Religious people -- and by this I mean people who are deeply committed to a religion and aspire to live in accordance with its scriptures -- usually fear science; they suspect that science contradicts some of their cherished beliefs, beliefs they are asked to accept on faith. And because many believe that the best defense is offense, the religious often attack science and scientists, and widen the gulf that separates these branches of contemporary culture. This is regrettable, for throughout history every enduring culture embraced the best of its dominant religion, together with the rational and empirical ideas that made up the science of its time. The current gulf is all the more regrettable as it's based on a fundamental misconception. Indeed, on two misconceptions: of the nature of religion, as well as of science.
The average religious person identifies the religion that he or she espouses with the doctrines of that religion. These are the sacred scriptures created by the founders and prophets of that religion. For the most part they are centuries old, and contain sayings, episodes, and injunctions that are said to come from a higher, superhuman authority.
If it is its doctrines that make up a religion, then there are reasons for the faithful to fear science, or at least a dominant (mis)conception of science (and the misguided souls who embrace that misconception). It's always possible that science will fail to recognize that the sayings, episodes, and injunctions that make up the literal content of the doctrines come from an undisputable superhuman authority. Scientists are not disposed to accept claims on faith; they are trained to ask for proof -- for empirical proof. If it's not available, then they might say that the sayings, episodes and injunctions are unproven, and could be mistaken. In that case the religious would have good reason to fear science (or at least those who believe that science would pass judgment on the literal meaning of religious scriptures); their deepest convictions would be in question.
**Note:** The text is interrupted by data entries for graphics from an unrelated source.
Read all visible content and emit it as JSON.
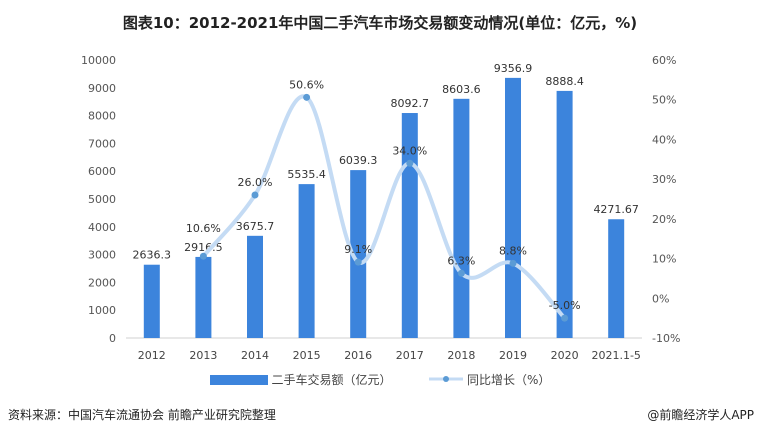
{
  "title": "图表10：2012-2021年中国二手汽车市场交易额变动情况(单位：亿元，%)",
  "footer": {
    "source": "资料来源：中国汽车流通协会 前瞻产业研究院整理",
    "credit": "@前瞻经济学人APP"
  },
  "colors": {
    "bar": "#3c84dc",
    "line": "#c4dbf4",
    "marker": "#5b9bd5"
  },
  "chart_data": {
    "type": "bar+line",
    "categories": [
      "2012",
      "2013",
      "2014",
      "2015",
      "2016",
      "2017",
      "2018",
      "2019",
      "2020",
      "2021.1-5"
    ],
    "series": [
      {
        "name": "二手车交易额（亿元）",
        "type": "bar",
        "axis": "left",
        "values": [
          2636.3,
          2916.5,
          3675.7,
          5535.4,
          6039.3,
          8092.7,
          8603.6,
          9356.9,
          8888.4,
          4271.67
        ],
        "labels": [
          "2636.3",
          "2916.5",
          "3675.7",
          "5535.4",
          "6039.3",
          "8092.7",
          "8603.6",
          "9356.9",
          "8888.4",
          "4271.67"
        ]
      },
      {
        "name": "同比增长（%）",
        "type": "line",
        "axis": "right",
        "smooth": true,
        "values": [
          null,
          10.6,
          26.0,
          50.6,
          9.1,
          34.0,
          6.3,
          8.8,
          -5.0,
          null
        ],
        "labels": [
          "",
          "10.6%",
          "26.0%",
          "50.6%",
          "9.1%",
          "34.0%",
          "6.3%",
          "8.8%",
          "-5.0%",
          ""
        ]
      }
    ],
    "left_axis": {
      "ylim": [
        0,
        10000
      ],
      "ticks": [
        "0",
        "1000",
        "2000",
        "3000",
        "4000",
        "5000",
        "6000",
        "7000",
        "8000",
        "9000",
        "10000"
      ]
    },
    "right_axis": {
      "ylim": [
        -10,
        60
      ],
      "ticks": [
        "-10%",
        "0%",
        "10%",
        "20%",
        "30%",
        "40%",
        "50%",
        "60%"
      ]
    },
    "grid": false,
    "legend": "bottom"
  }
}
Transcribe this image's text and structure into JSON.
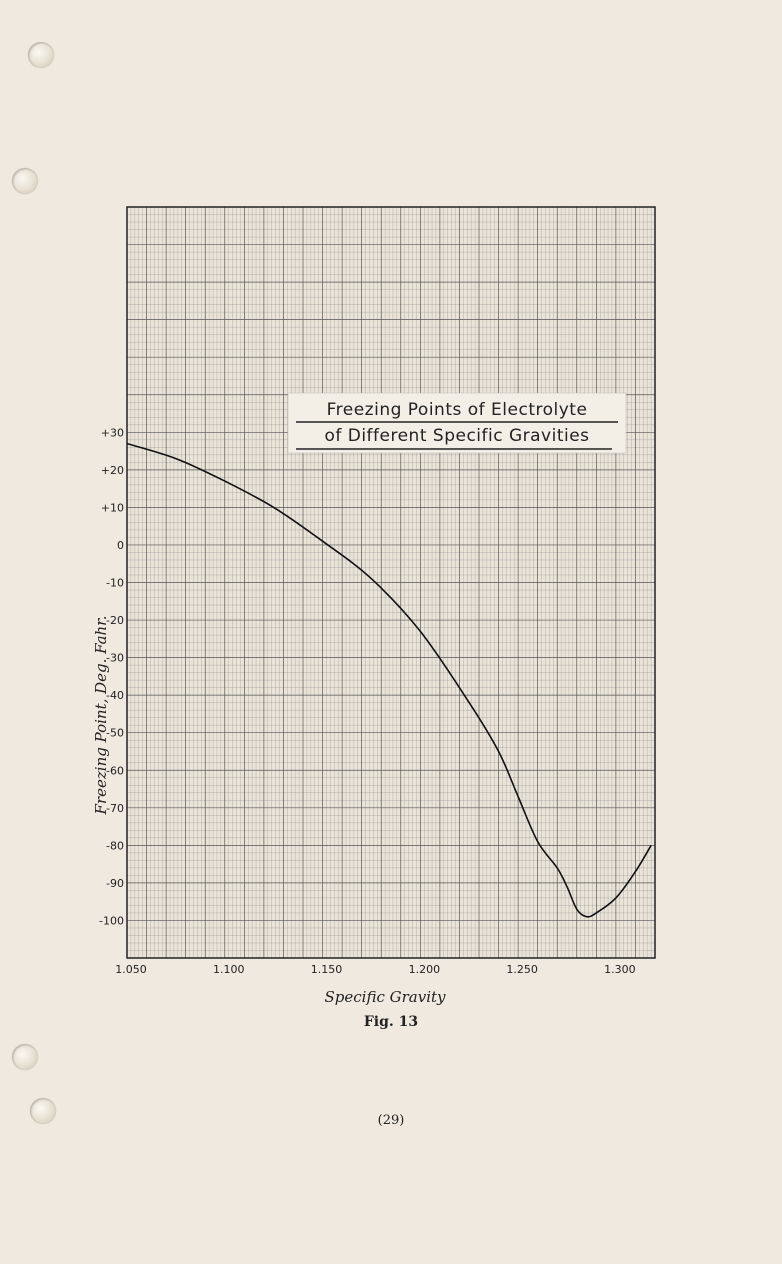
{
  "chart_data": {
    "type": "line",
    "title": [
      "Freezing Points of Electrolyte",
      "of Different Specific Gravities"
    ],
    "xlabel": "Specific Gravity",
    "ylabel": "Freezing Point, Deg. Fahr.",
    "xlim": [
      1.05,
      1.32
    ],
    "ylim": [
      -110,
      90
    ],
    "xticks": [
      1.05,
      1.1,
      1.15,
      1.2,
      1.25,
      1.3
    ],
    "xtick_labels": [
      "1.050",
      "1.100",
      "1.150",
      "1.200",
      "1.250",
      "1.300"
    ],
    "yticks": [
      30,
      20,
      10,
      0,
      -10,
      -20,
      -30,
      -40,
      -50,
      -60,
      -70,
      -80,
      -90,
      -100
    ],
    "ytick_labels": [
      "+30",
      "+20",
      "+10",
      "0",
      "-10",
      "-20",
      "-30",
      "-40",
      "-50",
      "-60",
      "-70",
      "-80",
      "-90",
      "-100"
    ],
    "grid": true,
    "series": [
      {
        "x": [
          1.05,
          1.075,
          1.1,
          1.125,
          1.15,
          1.175,
          1.2,
          1.225,
          1.24,
          1.25,
          1.26,
          1.27,
          1.275,
          1.28,
          1.285,
          1.29,
          1.3,
          1.31,
          1.318
        ],
        "y": [
          27,
          23,
          17,
          10,
          1,
          -9,
          -23,
          -42,
          -55,
          -67,
          -79,
          -86,
          -91,
          -97,
          -99,
          -98,
          -94,
          -87,
          -80
        ]
      }
    ]
  },
  "caption": {
    "figure": "Fig. 13",
    "page_number": "(29)"
  }
}
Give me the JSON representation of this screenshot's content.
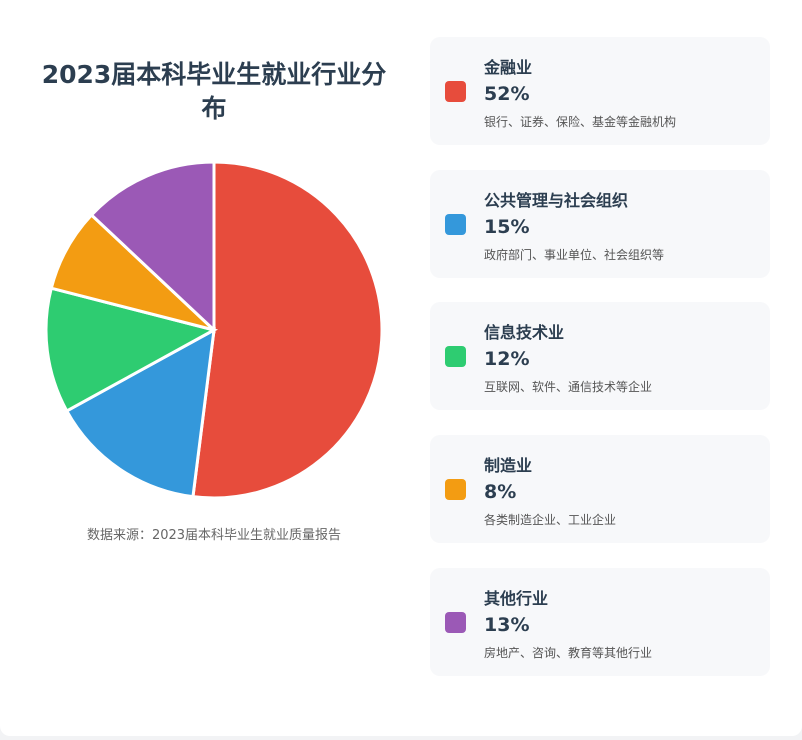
{
  "chart_data": {
    "type": "pie",
    "title": "2023届本科毕业生就业行业分布",
    "source": "数据来源：2023届本科毕业生就业质量报告",
    "slices": [
      {
        "name": "金融业",
        "value": 52,
        "label": "52%",
        "desc": "银行、证券、保险、基金等金融机构",
        "color": "#e74c3c"
      },
      {
        "name": "公共管理与社会组织",
        "value": 15,
        "label": "15%",
        "desc": "政府部门、事业单位、社会组织等",
        "color": "#3498db"
      },
      {
        "name": "信息技术业",
        "value": 12,
        "label": "12%",
        "desc": "互联网、软件、通信技术等企业",
        "color": "#2ecc71"
      },
      {
        "name": "制造业",
        "value": 8,
        "label": "8%",
        "desc": "各类制造企业、工业企业",
        "color": "#f39c12"
      },
      {
        "name": "其他行业",
        "value": 13,
        "label": "13%",
        "desc": "房地产、咨询、教育等其他行业",
        "color": "#9b59b6"
      }
    ],
    "legend_placement": "right"
  }
}
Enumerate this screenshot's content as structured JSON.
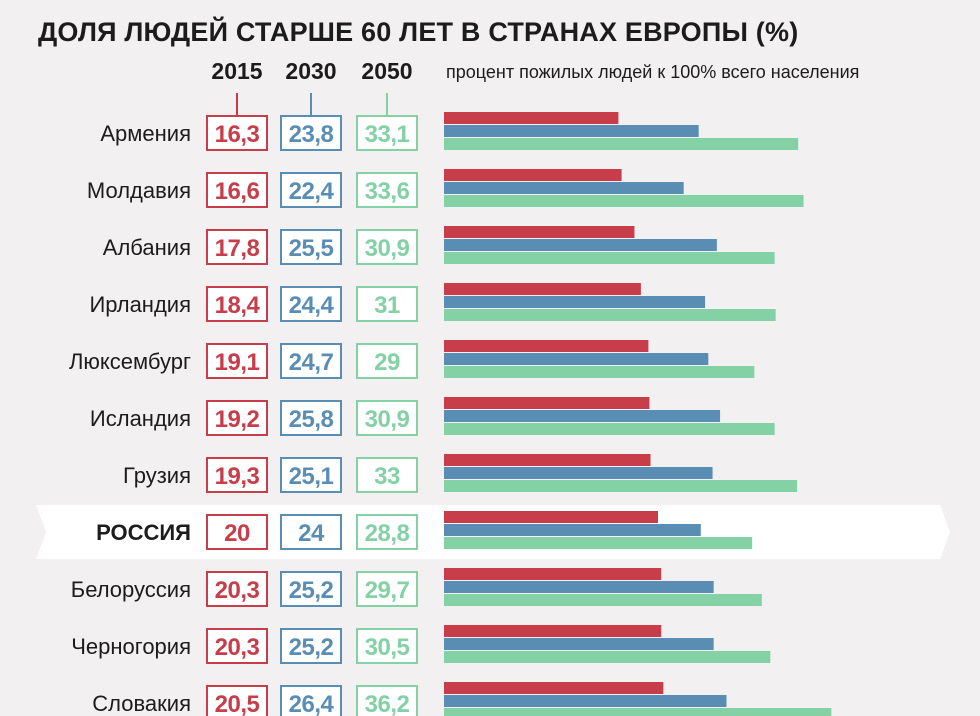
{
  "chart_data": {
    "type": "bar",
    "title": "ДОЛЯ ЛЮДЕЙ СТАРШЕ 60 ЛЕТ В СТРАНАХ ЕВРОПЫ (%)",
    "caption": "процент пожилых людей к 100% всего населения",
    "categories": [
      "Армения",
      "Молдавия",
      "Албания",
      "Ирландия",
      "Люксембург",
      "Исландия",
      "Грузия",
      "РОССИЯ",
      "Белоруссия",
      "Черногория",
      "Словакия"
    ],
    "highlight_category": "РОССИЯ",
    "series": [
      {
        "name": "2015",
        "color": "#c73e4a",
        "values": [
          16.3,
          16.6,
          17.8,
          18.4,
          19.1,
          19.2,
          19.3,
          20,
          20.3,
          20.3,
          20.5
        ],
        "labels": [
          "16,3",
          "16,6",
          "17,8",
          "18,4",
          "19,1",
          "19,2",
          "19,3",
          "20",
          "20,3",
          "20,3",
          "20,5"
        ]
      },
      {
        "name": "2030",
        "color": "#5a8db4",
        "values": [
          23.8,
          22.4,
          25.5,
          24.4,
          24.7,
          25.8,
          25.1,
          24,
          25.2,
          25.2,
          26.4
        ],
        "labels": [
          "23,8",
          "22,4",
          "25,5",
          "24,4",
          "24,7",
          "25,8",
          "25,1",
          "24",
          "25,2",
          "25,2",
          "26,4"
        ]
      },
      {
        "name": "2050",
        "color": "#84d1a6",
        "values": [
          33.1,
          33.6,
          30.9,
          31,
          29,
          30.9,
          33,
          28.8,
          29.7,
          30.5,
          36.2
        ],
        "labels": [
          "33,1",
          "33,6",
          "30,9",
          "31",
          "29",
          "30,9",
          "33",
          "28,8",
          "29,7",
          "30,5",
          "36,2"
        ]
      }
    ],
    "colors": {
      "background": "#f2f0f1",
      "highlight_row": "#ffffff",
      "text": "#1c1c1c"
    }
  }
}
But this fear is unfounded. It's based on a misconception of the true nature both of religion, and of science.
Religion doesn't simply consist of the doctrines that make up its sacred scriptures. There is far more to religion than that. And it's not the case that science would take religious doctrines at face value and pronounce their content either true or false. There is far more to science than that.
Both religion and science are sourced in human experience. True, they are sourced in a different kind of experience, and science can tell us that they are conveyed by a different hemisphere of the brain: religion is right-hemispheric, and science, left-hemispheric. Human experience encompasses both.
Religion is based on the right-hemispheric experience of its founders, saints, and prophets. These must have been deep and vivid experiences, for they had a remarkable power to affect the heart and the mind of those around them. The founders, and even more their disciples, sought to communicate the substance of these experiences. They did so in the language, and with the concepts of their time. Their followers made the mistake of taking the record of the experiences for the essence of the experiences. They mistook the letter of religion for its spirit.
True scientists would not confound the record of a religious experience with the meaning of that experience. They would not judge a religion by the literal veracity of the sayings, episodes, and injunctions contained in its doctrines; they would ask about their roots in lived experience. And they would seek to understand that experience.
Analyzing the nature and meaning of religious experience is not a threat to the religious. On the contrary, it can prove to be a support. Because when the deep religious experience is analyzed with the methods of a science, a remarkable finding comes to light. The religious experience has aspects and elements that make it consistent with the world scientists discover on the basis of empirical experience.
Strange? Perhaps, but it is so. Psychiatrists such as Stanislav Grof find that in meditative, prayerful, or otherwise altered states of mind and consciousness, people have access to the kind of mystical or transcendent realities that make up the substance of all great religions. This doesn't mean that science can "verify" the metaphysical reality of these visions and entities. To establish their reality is not simply to see whether they correspond to the entities and processes that make up the content of valid scientific theories; it calls for careful reasoning and a further development of our understanding of the perceptual and cognitive powers of the brain, and of the consciousness associated with it. This development is already underway -- among other things, recent attempts to discover the quantum-receptivity of microtubules and other subneuronal arrays in the brain point to it. It appears that we can apprehend far more of the reality in which we are embedded than we had thought. In addition to its standard information-processing circuits, the brain has quantum-receptive capacities, picking up information that's instantaneous, multidimensional, and "nonlocal."
Work in this area is still in progress, but we can be reasonably certain already that there are aspects and planes of human experience that far transcend the limits of everyday experience. As Shakespeare remarked, there are more things in this world than you and I had ever conceived.
Entering on a plane that is deeper or higher than that of everyday experience is what the religious experience is all about. And trying to understand how we can connect with that plane is one of the most exciting tasks facing science today.
The sincere religious has nothing to fear from the genuine scientist. On the contrary, the religious and the scientist have much to learn from each other. Together they will achieve a better understanding of the deep reality that surrounds us and grounds our own existence. Isn't it time to begin to explore that reality together -- instead of fearing and fighting each other?